Some martial arts are almost pure kata, ritualized forms that are meant to give the student a set of well-practiced reflexes. That is pretty much the way that everything starts out; you can’t learn the language until you have the vocabulary. In those arts, the way of adding some real consequences to the training is through testing. That at least adds some personal ego involvement, which adds some real pressure to the matter.

A major reason why the “does it really work?” question occurs so often for aikido is that it often looks faked. The uke (attacker) comes at the nage (the person doing the technique), the nage does the technique, and the uke goes flying, all as pre-determined as a Wrestlemania bout. The encounter is usually pretty stylized, but the idea of “the uke is just going along with it,” misses an important point. Usually, the rolls, falls, twists and turns, etc. are there because the alternative is much worse. Yes, the guy bends his back and that makes him easy to knock down, but the alternative was an elbow in the throat. We don’t do the elbow strike, but we know it’s there.

As for the throws and all those pretty rolls and slapping falls, yeah, they don’t hurt us. But taking the fall isn’t really optional; the choice is between taking it correctly or getting hurt. I once saw a sensei yelling at his uke, “Protect yourself! Protect yourself!” Doesn’t quite jibe with the “it’s all just a fake” notion, does it?

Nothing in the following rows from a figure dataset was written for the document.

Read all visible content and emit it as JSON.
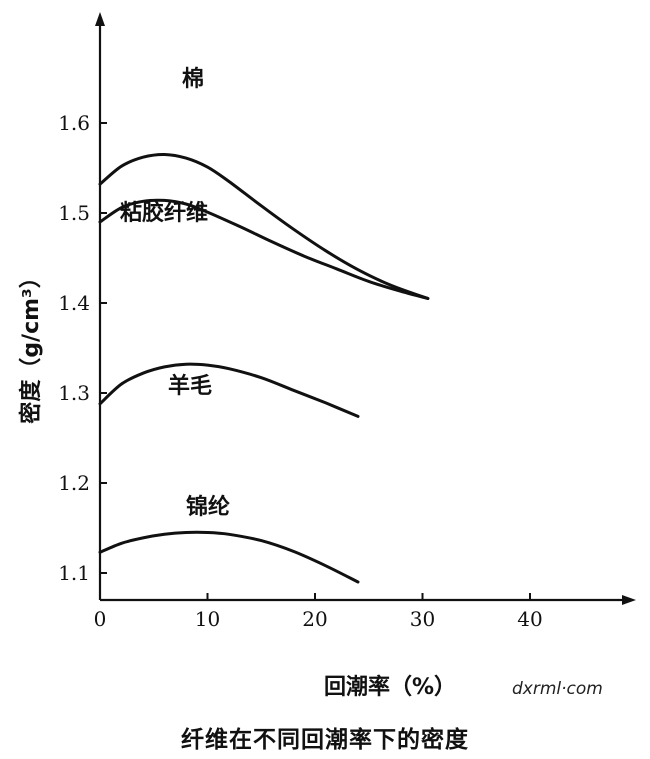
{
  "caption": "纤维在不同回潮率下的密度",
  "watermark": "dxrml·com",
  "chart_data": {
    "type": "line",
    "xlabel": "回潮率（%）",
    "ylabel": "密度（g/cm³）",
    "xlim": [
      0,
      50
    ],
    "ylim": [
      1.075,
      1.65
    ],
    "x_ticks": [
      0,
      10,
      20,
      30,
      40
    ],
    "x_tick_labels": [
      "0",
      "10",
      "20",
      "30",
      "40"
    ],
    "y_ticks": [
      1.1,
      1.2,
      1.3,
      1.4,
      1.5,
      1.6
    ],
    "y_tick_labels": [
      "1.1",
      "1.2",
      "1.3",
      "1.4",
      "1.5",
      "1.6"
    ],
    "grid": false,
    "series": [
      {
        "name": "棉",
        "x": [
          0,
          2,
          4,
          6,
          8,
          10,
          12,
          15,
          18,
          21,
          24,
          27,
          30.5
        ],
        "y": [
          1.532,
          1.552,
          1.562,
          1.565,
          1.561,
          1.551,
          1.535,
          1.508,
          1.482,
          1.458,
          1.437,
          1.42,
          1.405
        ]
      },
      {
        "name": "粘胶纤维",
        "x": [
          0,
          2,
          4,
          6,
          8,
          10,
          13,
          16,
          19,
          22,
          25,
          28,
          30.5
        ],
        "y": [
          1.49,
          1.506,
          1.513,
          1.514,
          1.51,
          1.501,
          1.485,
          1.468,
          1.452,
          1.438,
          1.424,
          1.413,
          1.405
        ]
      },
      {
        "name": "羊毛",
        "x": [
          0,
          2,
          4,
          6,
          8,
          10,
          12,
          15,
          18,
          21,
          24
        ],
        "y": [
          1.288,
          1.31,
          1.322,
          1.329,
          1.332,
          1.331,
          1.327,
          1.317,
          1.303,
          1.289,
          1.274
        ]
      },
      {
        "name": "锦纶",
        "x": [
          0,
          2,
          4,
          6,
          8,
          10,
          12,
          15,
          18,
          21,
          24
        ],
        "y": [
          1.123,
          1.133,
          1.139,
          1.143,
          1.145,
          1.145,
          1.143,
          1.136,
          1.124,
          1.108,
          1.09
        ]
      }
    ]
  }
}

At Aikido of Berkeley in the early 1980s, there was a student who confided to me that he’d taken up aikido because he found that guys would often try to pick fights with him in bars. He didn’t know why they did it, or even why it was guys who were, in his words, so easy to beat, but he wanted some alternative to pounding the crap out of them. Aikido gave him alternatives.

Don’t laugh, but I once used an aikido technique to take a butter knife away from a 5 year old. He was waving it around, and I was literally worried that he’d “put someone’s eye out.” So I caught his hand in a grip called kote gaeshi, twisted slightly and the knife just slid into my hand. It didn’t hurt him; that was pretty much the point, of course. But he did look awfully surprised. Sure, I was a lot bigger than he was. The outcome wasn’t in doubt. But it certainly helped that I knew exactly how to take it away from him with a minimum of force.

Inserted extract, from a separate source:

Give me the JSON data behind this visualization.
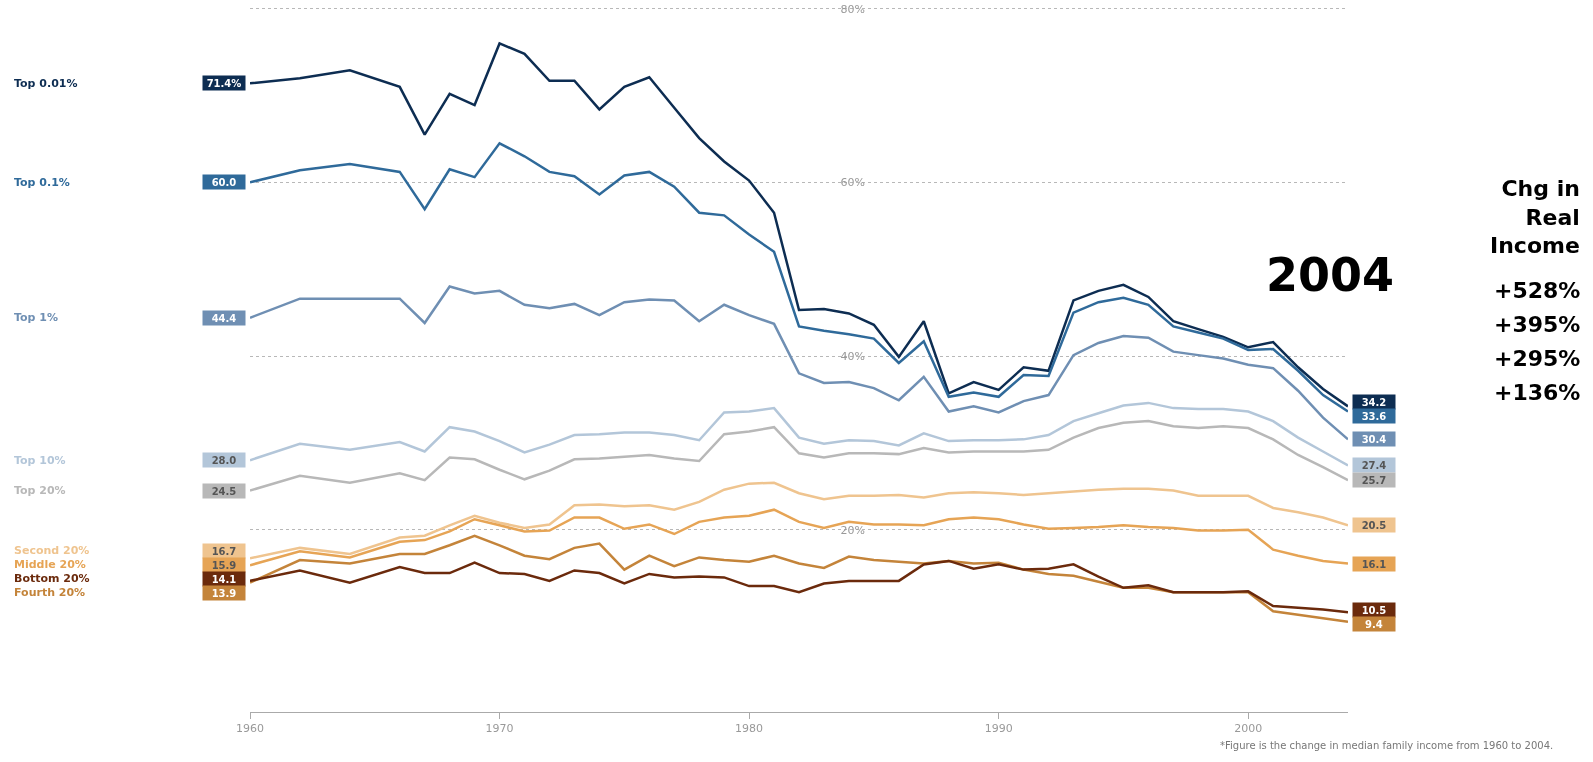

Occasionally, you run into someone who brings some external issues “onto the mat” as the saying goes. Once, I was performing a technique called “nikyo” (Hold your hand out as if to shake someone’s hand, then flip it over so the little finger is uppermost. Now grab that hand with your other hand, thumb on top, and try to bring the first hand’s wrist to your body, with the little finger going up to your nose—that’s nikyo). My uke straightened his arm, went down toward the ground, but tried to grab my leg, to maybe lift me off the ground. I automatically shifted my grip and brought my elbow over his in a related technique called ryokyo. Ryokyo is usually considered a knife taking technique because it is not at all kind; it takes power from hyperextending uke’s elbow. My uke forgot all about lifting my leg, since he was suddenly very concerned about not having his elbow dislocated.

I might not have done it if I’d thought about it, but then again, the point of the training is to teach your body how to do those things. Your thinking has to catch up later.

I’ve been in a number of physical fights in my life, but I’m not sure if I’d classify any of them as “real.” The vast majority of fights are about dominance in one way or another, stopping well short of serious injury, because that isn’t the point of them. In fact, they usually end when one or the other party threatens real injury. On the other hand, I have witnessed fights that were deadly serious, that would not end until someone was badly injured, dead, or the cops showed up. When someone who is used to the one sort runs into someone who is prone to the other sort, Very Bad Things can happen.

I have some confidence in my own ability to Do the Right Thing, if pressed, but also the fear that I nevertheless might fail to react properly. So whether or not aikido would aid me in a "real fight" is an open question. What I do know is that I will expend considerable effort to insure that I never get the answer to that question.